Large quantities of missing goods provided strong evidence of the Gambino crime family’s ability to remove items from John F. Kennedy Airport without going through the usual channels. Smuggling quickly followed. The preferred method was to send a cargo of legitimate goods from a New York company to the dope-producing country. The importing company in the dope country would ostensibly return the imported goods as faulty or different from ordered. In fact, a consignment of hashish would be sent and grabbed by the Mob.

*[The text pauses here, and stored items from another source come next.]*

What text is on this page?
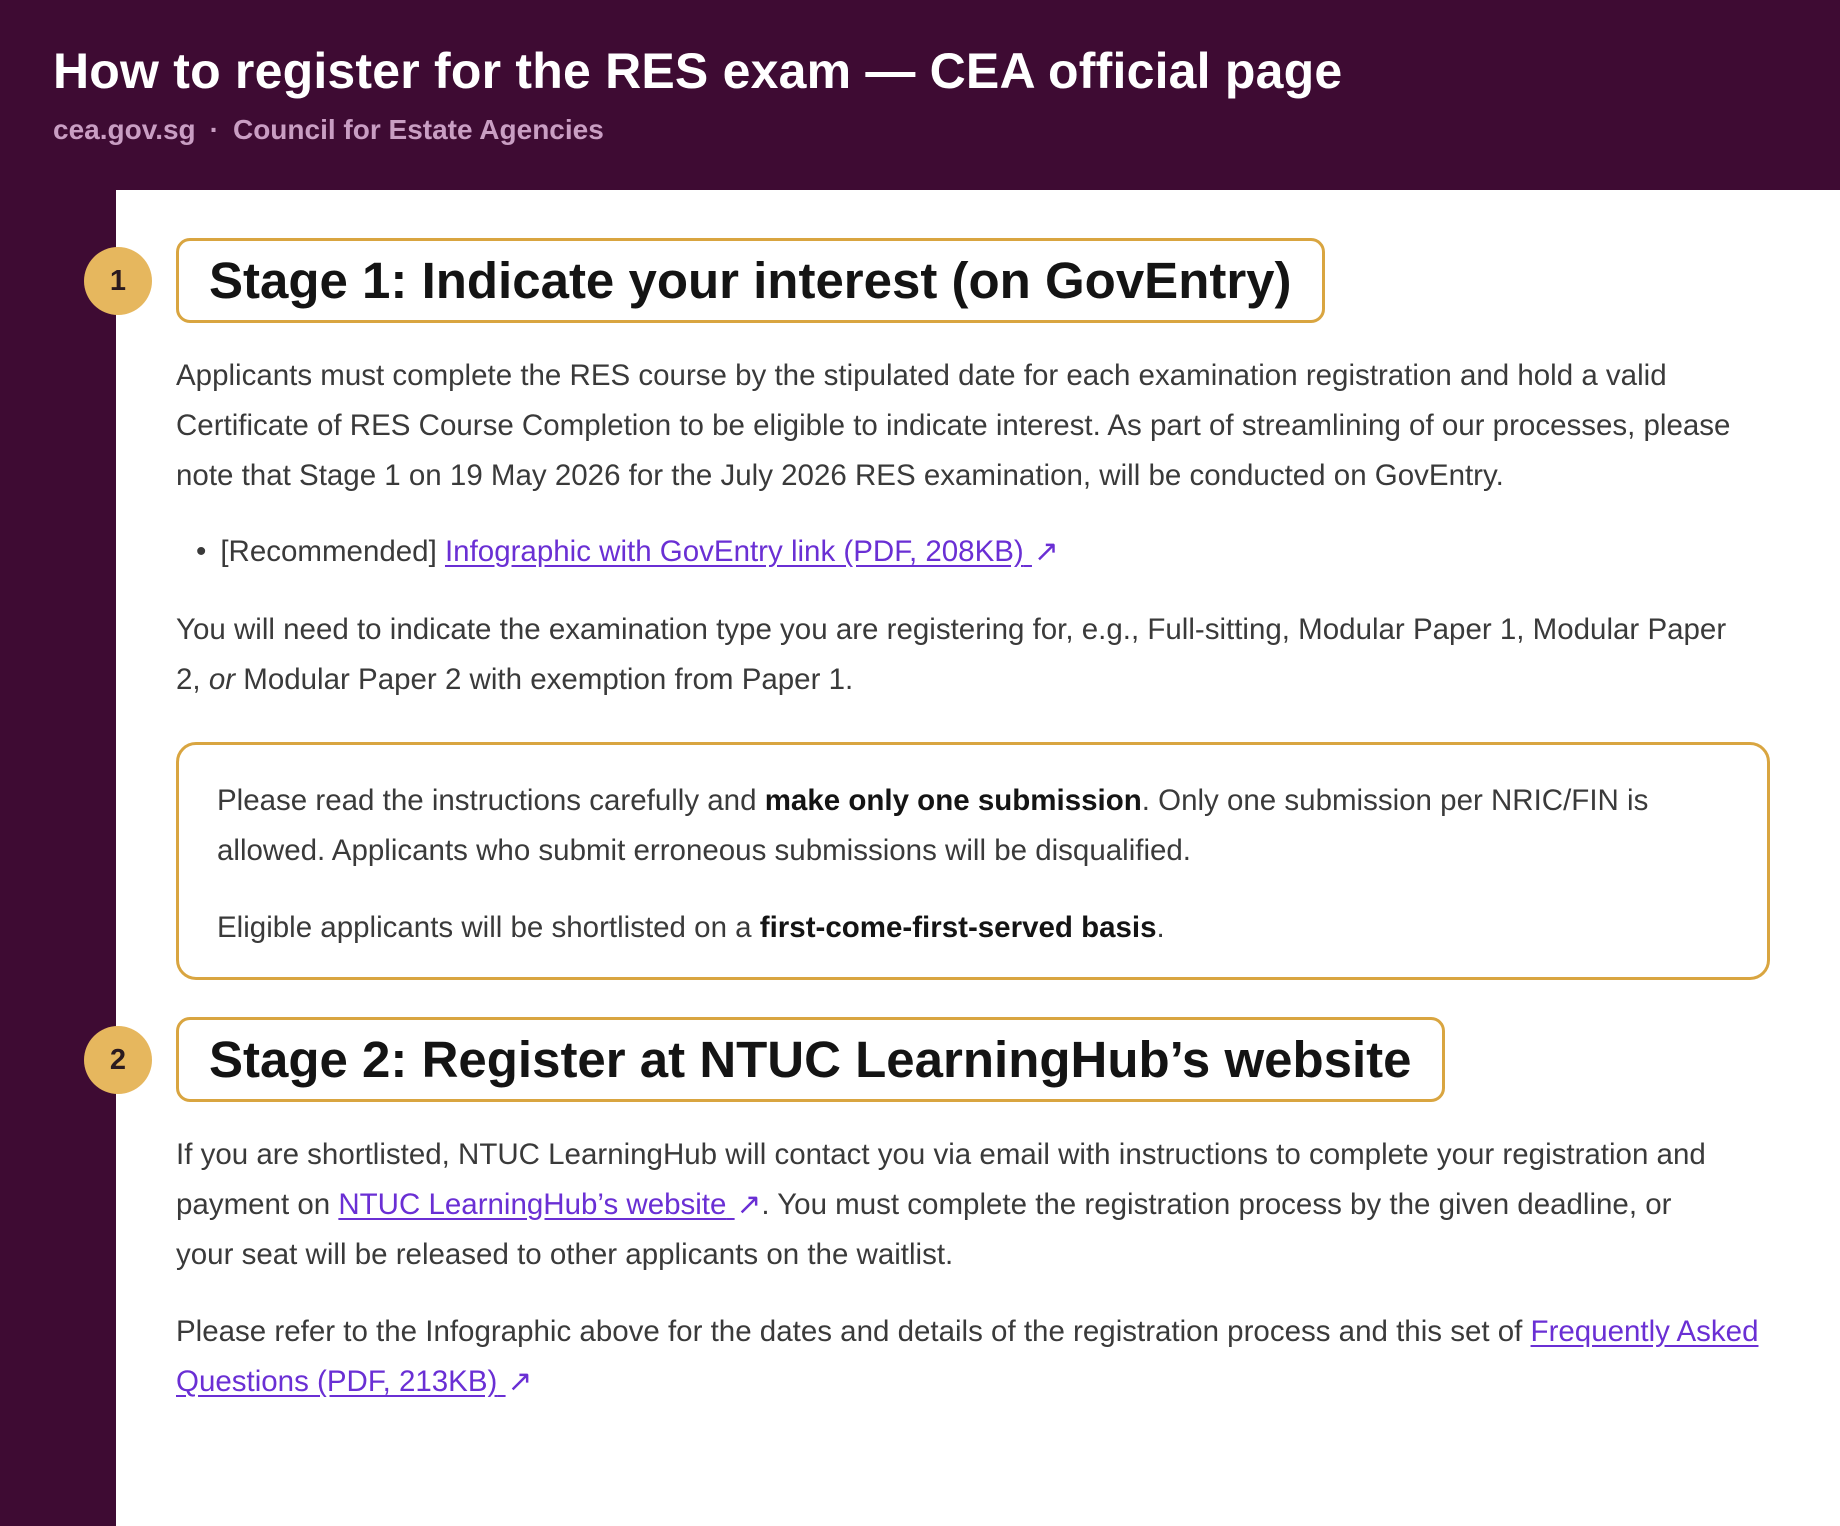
How to register for the RES exam — CEA official page
cea.gov.sg · Council for Estate Agencies
1	Stage 1: Indicate your interest (on GovEntry)

Applicants must complete the RES course by the stipulated date for each examination registration and hold a valid Certificate of RES Course Completion to be eligible to indicate interest. As part of streamlining of our processes, please note that Stage 1 on 19 May 2026 for the July 2026 RES examination, will be conducted on GovEntry.

• [Recommended] Infographic with GovEntry link (PDF, 208KB) ↗

You will need to indicate the examination type you are registering for, e.g., Full-sitting, Modular Paper 1, Modular Paper 2, or Modular Paper 2 with exemption from Paper 1.

Please read the instructions carefully and make only one submission. Only one submission per NRIC/FIN is allowed. Applicants who submit erroneous submissions will be disqualified.

Eligible applicants will be shortlisted on a first-come-first-served basis.

2	Stage 2: Register at NTUC LearningHub’s website

If you are shortlisted, NTUC LearningHub will contact you via email with instructions to complete your registration and payment on NTUC LearningHub’s website ↗. You must complete the registration process by the given deadline, or your seat will be released to other applicants on the waitlist.

Please refer to the Infographic above for the dates and details of the registration process and this set of Frequently Asked Questions (PDF, 213KB) ↗
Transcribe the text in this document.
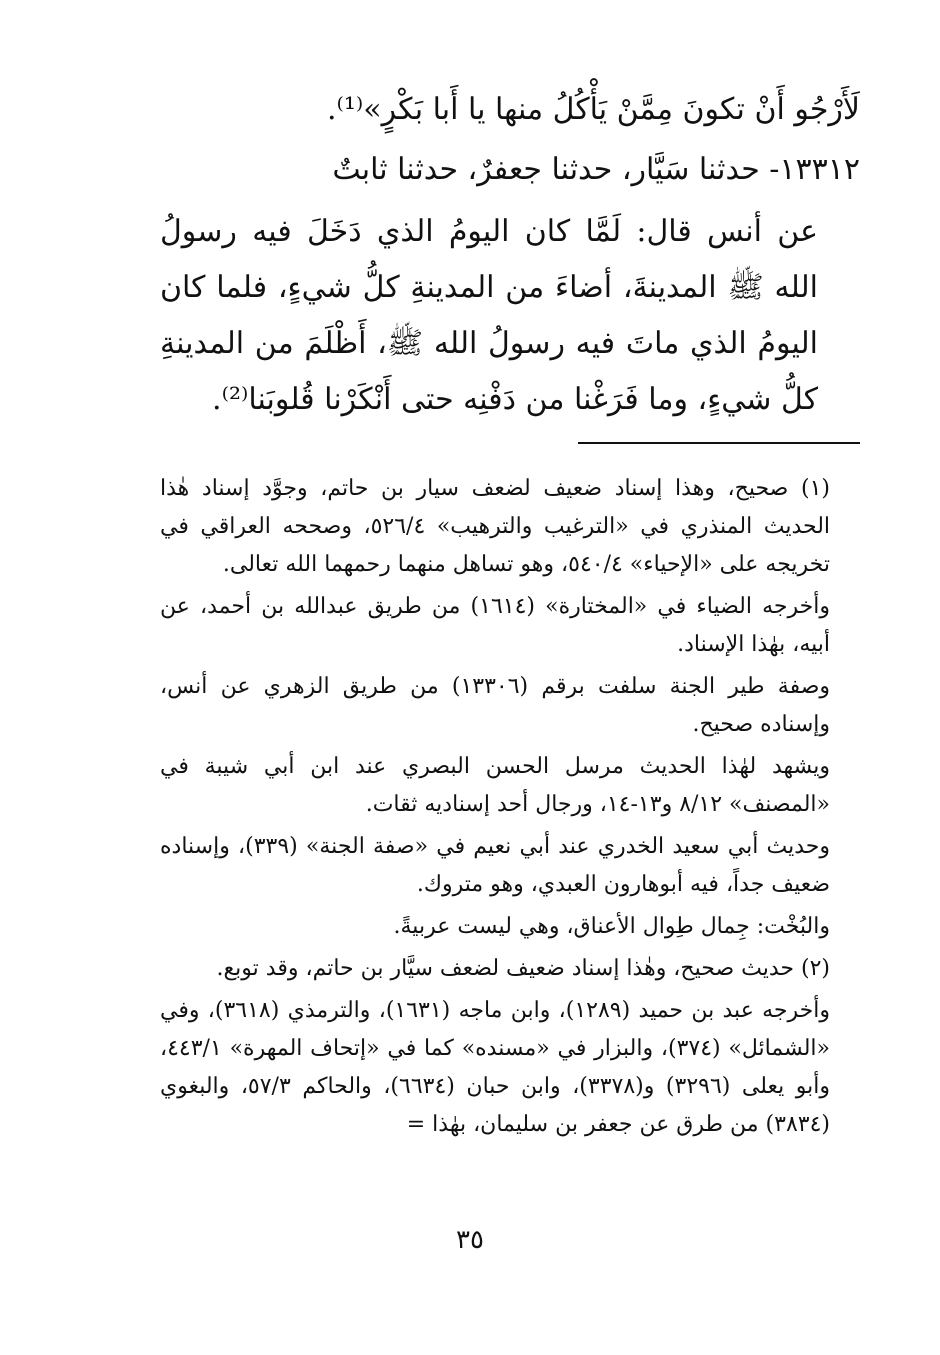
لَأَرْجُو أَنْ تكونَ مِمَّنْ يَأْكُلُ منها يا أَبا بَكْرٍ»⁽¹⁾.

١٣٣١٢- حدثنا سَيَّار، حدثنا جعفرٌ، حدثنا ثابتٌ

عن أنس قال: لَمَّا كان اليومُ الذي دَخَلَ فيه رسولُ الله ﷺ المدينةَ، أضاءَ من المدينةِ كلُّ شيءٍ، فلما كان اليومُ الذي ماتَ فيه رسولُ الله ﷺ، أَظْلَمَ من المدينةِ كلُّ شيءٍ، وما فَرَغْنا من دَفْنِه حتى أَنْكَرْنا قُلوبَنا⁽²⁾.

(١) صحيح، وهذا إسناد ضعيف لضعف سيار بن حاتم، وجوَّد إسناد هٰذا الحديث المنذري في «الترغيب والترهيب» ٥٢٦/٤، وصححه العراقي في تخريجه على «الإحياء» ٥٤٠/٤، وهو تساهل منهما رحمهما الله تعالى.

وأخرجه الضياء في «المختارة» (١٦١٤) من طريق عبدالله بن أحمد، عن أبيه، بهٰذا الإسناد.

وصفة طير الجنة سلفت برقم (١٣٣٠٦) من طريق الزهري عن أنس، وإسناده صحيح.

ويشهد لهٰذا الحديث مرسل الحسن البصري عند ابن أبي شيبة في «المصنف» ٨/١٢ و١٣-١٤، ورجال أحد إسناديه ثقات.

وحديث أبي سعيد الخدري عند أبي نعيم في «صفة الجنة» (٣٣٩)، وإسناده ضعيف جداً، فيه أبوهارون العبدي، وهو متروك.

والبُخْت: جِمال طِوال الأعناق، وهي ليست عربيةً.

(٢) حديث صحيح، وهٰذا إسناد ضعيف لضعف سيَّار بن حاتم، وقد توبع.

وأخرجه عبد بن حميد (١٢٨٩)، وابن ماجه (١٦٣١)، والترمذي (٣٦١٨)، وفي «الشمائل» (٣٧٤)، والبزار في «مسنده» كما في «إتحاف المهرة» ٤٤٣/١، وأبو يعلى (٣٢٩٦) و(٣٣٧٨)، وابن حبان (٦٦٣٤)، والحاكم ٥٧/٣، والبغوي (٣٨٣٤) من طرق عن جعفر بن سليمان، بهٰذا =

٣٥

As a prelude to the Nepalese scam, an air-conditioning company called Kool-Air had been formed in New York. It was ready to export real air-conditioning equipment. On separate flights, Old John and Tom Sunde, carrying a small suitcase full of Ernie’s dollars, flew to Kathmandu to take care of business. First Old John had to form a Nepalese company capable of importing air-conditioning equipment and let me know its particulars. A week later, I received a telegram from Kathmandu. The message comprised one word, ‘YETI.’ I knew that yeti was the Nepalese name for the abominable snowman of the Himalayas, but this didn’t help. Ernie was anxious for news. I didn’t know what to tell him, so I cabled Old John in Kathmandu to call me.
‘John, what’s this message mean?’
‘That’s the name of the thing you wanted.’
I wasn’t happy with calling an air-conditioning company The Abominable Snowman.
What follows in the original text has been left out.